Il reste enfin difficile de juger de la place de Mao dans la continuité de la très longue histoire chinoise : rupture radicale avec le passé, ou règne d'un nouvel empereur de Chine d'une nature inédite ? Presque jamais sorti de Chine, nourri de la culture classique de l'ancien Empire du Milieu, lui-même poète, calligraphe et écrivain à ses heures, Mao Zedong semble à beaucoup avoir souvent autant puisé dans l'héritage de Confucius que dans celui de Karl Marx. Il entendit d'ailleurs adapter le marxisme à la situation chinoise, en faisant dès les années 1920 de la paysannerie et non plus de la classe ouvrière le moteur du combat révolutionnaire et de la transformation sociale.

Bien que toujours officiellement respecté en Chine, il n’est plus une référence pour un régime dont les politiques ont divergé de celles préconisées par Mao.

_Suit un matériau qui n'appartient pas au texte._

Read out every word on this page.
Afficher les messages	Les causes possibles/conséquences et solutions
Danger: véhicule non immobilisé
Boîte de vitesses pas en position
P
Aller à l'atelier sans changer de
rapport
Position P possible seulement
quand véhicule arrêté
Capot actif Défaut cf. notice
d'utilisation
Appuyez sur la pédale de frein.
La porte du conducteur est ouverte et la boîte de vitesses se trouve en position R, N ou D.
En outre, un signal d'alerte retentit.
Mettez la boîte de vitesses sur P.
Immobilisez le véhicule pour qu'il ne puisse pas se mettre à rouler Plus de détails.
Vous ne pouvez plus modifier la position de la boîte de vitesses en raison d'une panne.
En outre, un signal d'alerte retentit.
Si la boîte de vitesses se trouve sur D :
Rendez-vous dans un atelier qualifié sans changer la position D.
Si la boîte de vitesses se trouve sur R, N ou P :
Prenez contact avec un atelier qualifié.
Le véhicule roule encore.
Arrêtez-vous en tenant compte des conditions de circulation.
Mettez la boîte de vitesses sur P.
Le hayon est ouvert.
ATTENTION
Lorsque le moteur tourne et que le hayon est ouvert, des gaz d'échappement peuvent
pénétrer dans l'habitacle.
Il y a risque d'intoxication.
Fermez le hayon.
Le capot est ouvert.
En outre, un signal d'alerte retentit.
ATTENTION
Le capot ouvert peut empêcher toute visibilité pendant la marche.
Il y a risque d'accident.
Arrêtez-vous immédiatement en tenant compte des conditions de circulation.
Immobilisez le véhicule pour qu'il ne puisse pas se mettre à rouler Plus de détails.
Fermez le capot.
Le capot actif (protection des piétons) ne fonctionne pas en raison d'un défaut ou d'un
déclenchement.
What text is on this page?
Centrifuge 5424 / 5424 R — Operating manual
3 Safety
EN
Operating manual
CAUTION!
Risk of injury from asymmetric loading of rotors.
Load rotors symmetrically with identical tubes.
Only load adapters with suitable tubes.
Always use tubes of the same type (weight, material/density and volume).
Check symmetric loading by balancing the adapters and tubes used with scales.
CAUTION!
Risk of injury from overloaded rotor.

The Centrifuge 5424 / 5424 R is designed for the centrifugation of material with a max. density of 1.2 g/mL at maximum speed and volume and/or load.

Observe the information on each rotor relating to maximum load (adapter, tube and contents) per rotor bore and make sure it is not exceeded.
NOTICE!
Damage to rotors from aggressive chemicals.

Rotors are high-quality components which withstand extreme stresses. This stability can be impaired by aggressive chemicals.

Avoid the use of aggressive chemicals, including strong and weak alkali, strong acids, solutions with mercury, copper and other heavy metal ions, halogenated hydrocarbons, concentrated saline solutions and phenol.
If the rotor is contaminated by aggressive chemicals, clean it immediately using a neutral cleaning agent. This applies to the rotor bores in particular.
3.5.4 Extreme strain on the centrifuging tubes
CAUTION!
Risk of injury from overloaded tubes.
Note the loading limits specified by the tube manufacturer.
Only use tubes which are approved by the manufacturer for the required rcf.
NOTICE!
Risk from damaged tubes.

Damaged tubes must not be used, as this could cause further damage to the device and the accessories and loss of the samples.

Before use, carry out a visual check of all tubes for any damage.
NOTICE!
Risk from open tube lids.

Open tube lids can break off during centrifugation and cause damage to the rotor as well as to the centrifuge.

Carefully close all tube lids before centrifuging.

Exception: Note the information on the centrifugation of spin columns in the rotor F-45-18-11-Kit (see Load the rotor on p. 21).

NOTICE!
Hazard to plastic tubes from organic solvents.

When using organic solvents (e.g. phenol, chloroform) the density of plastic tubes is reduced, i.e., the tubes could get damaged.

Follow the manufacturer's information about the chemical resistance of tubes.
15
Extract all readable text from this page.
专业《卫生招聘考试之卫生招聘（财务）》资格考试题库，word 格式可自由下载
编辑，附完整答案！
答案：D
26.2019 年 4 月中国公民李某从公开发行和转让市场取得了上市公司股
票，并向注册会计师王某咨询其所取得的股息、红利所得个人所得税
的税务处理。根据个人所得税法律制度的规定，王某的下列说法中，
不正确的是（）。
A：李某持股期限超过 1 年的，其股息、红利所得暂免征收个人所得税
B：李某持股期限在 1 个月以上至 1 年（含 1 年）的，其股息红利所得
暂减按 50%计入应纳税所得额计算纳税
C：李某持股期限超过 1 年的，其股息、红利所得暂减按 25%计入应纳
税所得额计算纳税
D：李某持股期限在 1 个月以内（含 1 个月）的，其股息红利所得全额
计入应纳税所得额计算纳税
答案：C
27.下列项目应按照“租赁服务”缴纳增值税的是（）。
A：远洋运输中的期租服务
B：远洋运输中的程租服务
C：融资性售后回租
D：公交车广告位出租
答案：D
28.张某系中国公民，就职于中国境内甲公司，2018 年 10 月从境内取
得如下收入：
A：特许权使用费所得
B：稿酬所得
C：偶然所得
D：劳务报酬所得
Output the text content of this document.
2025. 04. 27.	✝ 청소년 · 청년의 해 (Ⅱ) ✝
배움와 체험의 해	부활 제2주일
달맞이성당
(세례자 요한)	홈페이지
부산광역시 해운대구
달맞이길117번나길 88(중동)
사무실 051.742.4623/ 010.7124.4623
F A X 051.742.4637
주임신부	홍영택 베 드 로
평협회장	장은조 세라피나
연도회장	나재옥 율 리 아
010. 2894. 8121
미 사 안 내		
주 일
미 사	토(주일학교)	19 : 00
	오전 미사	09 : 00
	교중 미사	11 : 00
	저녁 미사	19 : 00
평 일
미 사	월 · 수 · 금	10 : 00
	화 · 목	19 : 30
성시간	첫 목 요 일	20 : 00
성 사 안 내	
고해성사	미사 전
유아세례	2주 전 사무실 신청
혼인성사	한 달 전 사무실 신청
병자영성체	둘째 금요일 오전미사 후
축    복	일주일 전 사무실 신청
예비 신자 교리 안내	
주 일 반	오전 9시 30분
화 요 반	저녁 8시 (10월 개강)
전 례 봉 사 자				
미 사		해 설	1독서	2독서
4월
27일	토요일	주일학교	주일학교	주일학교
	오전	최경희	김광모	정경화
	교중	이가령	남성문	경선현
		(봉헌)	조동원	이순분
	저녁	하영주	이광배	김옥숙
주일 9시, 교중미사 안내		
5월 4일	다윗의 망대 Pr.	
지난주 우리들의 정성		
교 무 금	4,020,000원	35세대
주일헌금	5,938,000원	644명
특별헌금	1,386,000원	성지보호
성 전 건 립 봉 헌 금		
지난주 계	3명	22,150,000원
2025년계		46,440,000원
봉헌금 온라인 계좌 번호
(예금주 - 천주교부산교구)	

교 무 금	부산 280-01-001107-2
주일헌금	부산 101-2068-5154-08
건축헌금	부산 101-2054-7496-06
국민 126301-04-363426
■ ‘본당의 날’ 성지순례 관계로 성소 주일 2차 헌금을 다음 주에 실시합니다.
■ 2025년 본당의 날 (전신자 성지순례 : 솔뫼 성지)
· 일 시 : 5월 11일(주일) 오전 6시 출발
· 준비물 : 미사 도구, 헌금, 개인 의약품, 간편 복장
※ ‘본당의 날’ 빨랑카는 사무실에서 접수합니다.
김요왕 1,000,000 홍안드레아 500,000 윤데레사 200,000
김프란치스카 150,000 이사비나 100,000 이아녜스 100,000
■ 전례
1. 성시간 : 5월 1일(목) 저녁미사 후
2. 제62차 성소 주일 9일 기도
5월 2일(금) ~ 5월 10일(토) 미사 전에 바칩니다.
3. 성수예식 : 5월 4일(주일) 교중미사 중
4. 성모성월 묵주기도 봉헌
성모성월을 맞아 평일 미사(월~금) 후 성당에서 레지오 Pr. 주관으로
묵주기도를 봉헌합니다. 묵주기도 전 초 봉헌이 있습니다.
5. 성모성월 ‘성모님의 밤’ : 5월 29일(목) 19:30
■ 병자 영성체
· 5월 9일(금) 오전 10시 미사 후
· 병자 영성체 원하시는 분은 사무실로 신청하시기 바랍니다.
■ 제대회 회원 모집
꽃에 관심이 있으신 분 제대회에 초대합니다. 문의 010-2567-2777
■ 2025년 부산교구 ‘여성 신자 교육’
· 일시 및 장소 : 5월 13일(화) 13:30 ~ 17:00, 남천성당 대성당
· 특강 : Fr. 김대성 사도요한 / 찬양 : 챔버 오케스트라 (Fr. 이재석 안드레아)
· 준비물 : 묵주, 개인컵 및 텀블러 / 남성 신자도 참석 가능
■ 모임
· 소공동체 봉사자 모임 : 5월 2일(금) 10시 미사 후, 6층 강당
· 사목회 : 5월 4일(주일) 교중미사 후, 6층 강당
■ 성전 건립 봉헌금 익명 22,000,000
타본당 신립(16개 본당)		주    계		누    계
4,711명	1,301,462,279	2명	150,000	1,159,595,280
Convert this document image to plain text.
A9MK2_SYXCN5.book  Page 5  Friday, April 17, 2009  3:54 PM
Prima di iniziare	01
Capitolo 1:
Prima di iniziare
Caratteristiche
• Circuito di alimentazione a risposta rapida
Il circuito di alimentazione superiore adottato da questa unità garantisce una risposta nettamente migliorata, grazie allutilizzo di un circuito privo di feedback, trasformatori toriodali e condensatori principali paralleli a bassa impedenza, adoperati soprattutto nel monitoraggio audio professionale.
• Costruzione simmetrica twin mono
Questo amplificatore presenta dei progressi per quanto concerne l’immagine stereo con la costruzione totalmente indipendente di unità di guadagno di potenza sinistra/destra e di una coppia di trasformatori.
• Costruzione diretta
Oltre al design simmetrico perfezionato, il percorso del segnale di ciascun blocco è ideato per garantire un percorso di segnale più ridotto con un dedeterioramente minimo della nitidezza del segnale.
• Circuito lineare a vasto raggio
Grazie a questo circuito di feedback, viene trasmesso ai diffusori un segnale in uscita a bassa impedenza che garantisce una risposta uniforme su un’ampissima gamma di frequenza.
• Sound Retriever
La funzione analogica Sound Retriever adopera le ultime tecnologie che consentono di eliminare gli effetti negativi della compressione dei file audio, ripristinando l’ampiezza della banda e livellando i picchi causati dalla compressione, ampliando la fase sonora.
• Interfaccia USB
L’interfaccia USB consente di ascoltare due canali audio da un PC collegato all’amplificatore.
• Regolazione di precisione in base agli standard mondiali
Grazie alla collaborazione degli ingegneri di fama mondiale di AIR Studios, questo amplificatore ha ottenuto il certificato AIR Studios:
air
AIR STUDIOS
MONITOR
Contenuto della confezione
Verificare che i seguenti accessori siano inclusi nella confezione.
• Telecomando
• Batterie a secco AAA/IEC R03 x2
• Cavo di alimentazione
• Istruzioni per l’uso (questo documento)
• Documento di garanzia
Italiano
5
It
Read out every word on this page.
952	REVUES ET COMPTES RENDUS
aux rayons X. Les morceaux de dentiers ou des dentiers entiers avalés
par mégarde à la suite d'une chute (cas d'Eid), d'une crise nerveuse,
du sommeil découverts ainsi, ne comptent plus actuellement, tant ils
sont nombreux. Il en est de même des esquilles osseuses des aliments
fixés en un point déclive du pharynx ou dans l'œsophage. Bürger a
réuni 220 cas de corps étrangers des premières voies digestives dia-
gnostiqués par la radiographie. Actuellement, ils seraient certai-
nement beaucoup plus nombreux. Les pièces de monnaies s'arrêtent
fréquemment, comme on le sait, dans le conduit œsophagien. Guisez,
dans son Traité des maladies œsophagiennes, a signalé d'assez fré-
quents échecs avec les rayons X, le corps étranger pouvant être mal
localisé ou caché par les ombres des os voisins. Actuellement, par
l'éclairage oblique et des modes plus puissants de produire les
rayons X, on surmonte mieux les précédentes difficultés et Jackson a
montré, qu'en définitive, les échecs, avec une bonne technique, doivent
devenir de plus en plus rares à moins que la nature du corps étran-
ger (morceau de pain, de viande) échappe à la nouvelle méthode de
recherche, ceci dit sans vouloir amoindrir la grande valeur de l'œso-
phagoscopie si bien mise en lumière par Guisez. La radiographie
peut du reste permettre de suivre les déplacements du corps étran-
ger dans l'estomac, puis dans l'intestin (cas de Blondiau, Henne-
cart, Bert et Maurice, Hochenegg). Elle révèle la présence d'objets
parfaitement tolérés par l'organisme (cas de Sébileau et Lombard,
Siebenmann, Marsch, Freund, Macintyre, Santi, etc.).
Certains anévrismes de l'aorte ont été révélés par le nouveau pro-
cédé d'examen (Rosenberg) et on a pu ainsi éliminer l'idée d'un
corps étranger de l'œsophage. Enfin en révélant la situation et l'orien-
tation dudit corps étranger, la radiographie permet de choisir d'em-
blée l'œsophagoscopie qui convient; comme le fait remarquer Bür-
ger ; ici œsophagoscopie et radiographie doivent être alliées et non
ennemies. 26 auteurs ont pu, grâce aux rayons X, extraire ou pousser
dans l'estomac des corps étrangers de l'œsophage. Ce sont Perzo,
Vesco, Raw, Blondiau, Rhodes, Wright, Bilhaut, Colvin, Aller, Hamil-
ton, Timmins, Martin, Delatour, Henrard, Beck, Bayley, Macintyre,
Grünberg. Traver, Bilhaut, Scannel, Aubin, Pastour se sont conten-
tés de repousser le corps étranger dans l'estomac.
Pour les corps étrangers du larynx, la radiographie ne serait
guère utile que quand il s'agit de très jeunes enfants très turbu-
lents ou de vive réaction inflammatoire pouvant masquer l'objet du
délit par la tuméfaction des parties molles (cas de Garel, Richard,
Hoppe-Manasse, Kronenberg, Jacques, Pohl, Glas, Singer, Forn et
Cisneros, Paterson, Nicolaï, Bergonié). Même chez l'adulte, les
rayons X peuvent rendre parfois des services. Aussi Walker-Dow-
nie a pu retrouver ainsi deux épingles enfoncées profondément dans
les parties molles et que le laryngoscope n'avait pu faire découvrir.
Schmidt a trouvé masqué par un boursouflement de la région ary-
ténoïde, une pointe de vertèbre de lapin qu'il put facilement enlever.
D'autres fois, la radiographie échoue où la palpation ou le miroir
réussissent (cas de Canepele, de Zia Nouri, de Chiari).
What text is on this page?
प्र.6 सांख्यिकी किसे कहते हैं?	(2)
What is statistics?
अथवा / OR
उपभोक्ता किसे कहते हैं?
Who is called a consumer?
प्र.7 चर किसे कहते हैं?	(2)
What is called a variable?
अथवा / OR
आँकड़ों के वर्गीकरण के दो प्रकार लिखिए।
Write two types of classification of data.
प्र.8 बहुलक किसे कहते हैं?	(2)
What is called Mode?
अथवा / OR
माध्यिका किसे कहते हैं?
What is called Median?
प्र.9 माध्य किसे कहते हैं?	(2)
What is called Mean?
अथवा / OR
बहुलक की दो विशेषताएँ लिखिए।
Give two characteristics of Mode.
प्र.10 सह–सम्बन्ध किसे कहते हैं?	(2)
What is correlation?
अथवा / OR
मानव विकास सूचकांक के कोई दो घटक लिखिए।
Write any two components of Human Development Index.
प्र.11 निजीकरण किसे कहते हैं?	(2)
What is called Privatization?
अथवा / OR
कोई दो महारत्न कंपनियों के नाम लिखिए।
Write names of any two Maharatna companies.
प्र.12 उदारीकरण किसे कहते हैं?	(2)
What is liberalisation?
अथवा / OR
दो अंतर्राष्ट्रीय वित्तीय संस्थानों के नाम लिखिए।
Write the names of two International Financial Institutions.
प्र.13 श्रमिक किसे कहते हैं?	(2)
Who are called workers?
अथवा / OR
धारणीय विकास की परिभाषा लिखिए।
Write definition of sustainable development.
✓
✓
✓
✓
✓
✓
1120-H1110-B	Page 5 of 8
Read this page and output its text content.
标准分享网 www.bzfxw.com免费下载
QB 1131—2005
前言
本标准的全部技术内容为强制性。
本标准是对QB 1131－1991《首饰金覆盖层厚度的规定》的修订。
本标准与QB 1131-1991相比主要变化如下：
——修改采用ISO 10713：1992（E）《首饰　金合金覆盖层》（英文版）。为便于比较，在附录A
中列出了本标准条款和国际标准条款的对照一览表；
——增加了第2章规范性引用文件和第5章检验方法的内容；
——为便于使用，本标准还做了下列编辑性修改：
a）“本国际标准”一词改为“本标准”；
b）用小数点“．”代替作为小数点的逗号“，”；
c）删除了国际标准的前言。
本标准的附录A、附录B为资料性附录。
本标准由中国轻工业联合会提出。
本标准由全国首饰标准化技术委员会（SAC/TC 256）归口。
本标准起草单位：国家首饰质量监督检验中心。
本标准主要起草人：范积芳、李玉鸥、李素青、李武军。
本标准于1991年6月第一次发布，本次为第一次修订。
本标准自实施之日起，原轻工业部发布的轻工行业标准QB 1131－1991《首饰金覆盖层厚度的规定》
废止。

Des partis et groupuscules maoïstes à travers le monde continuent à révérer Mao comme un grand révolutionnaire dont la pensée serait la quintessence du marxisme. Dans le monde, des hommes souvent à mille lieues du marxisme et du maoïsme ont salué en lui un stratège militaire de génie, un patriote ayant su rendre sa dignité à son pays, un leader du Tiers-Monde et un personnage d'une envergure historique peu commune, dont l'épopée fascine encore aujourd'hui. Mais de plus en plus d'historiens démontent la légende et insistent sur les travers de l'homme et sur le dictateur aux choix souvent malencontreux et ayant causé la mort de plusieurs dizaines de millions de personnes en Chine (65 millions selon Le Livre noir du communisme, 70 millions selon Mao. L'histoire inconnue).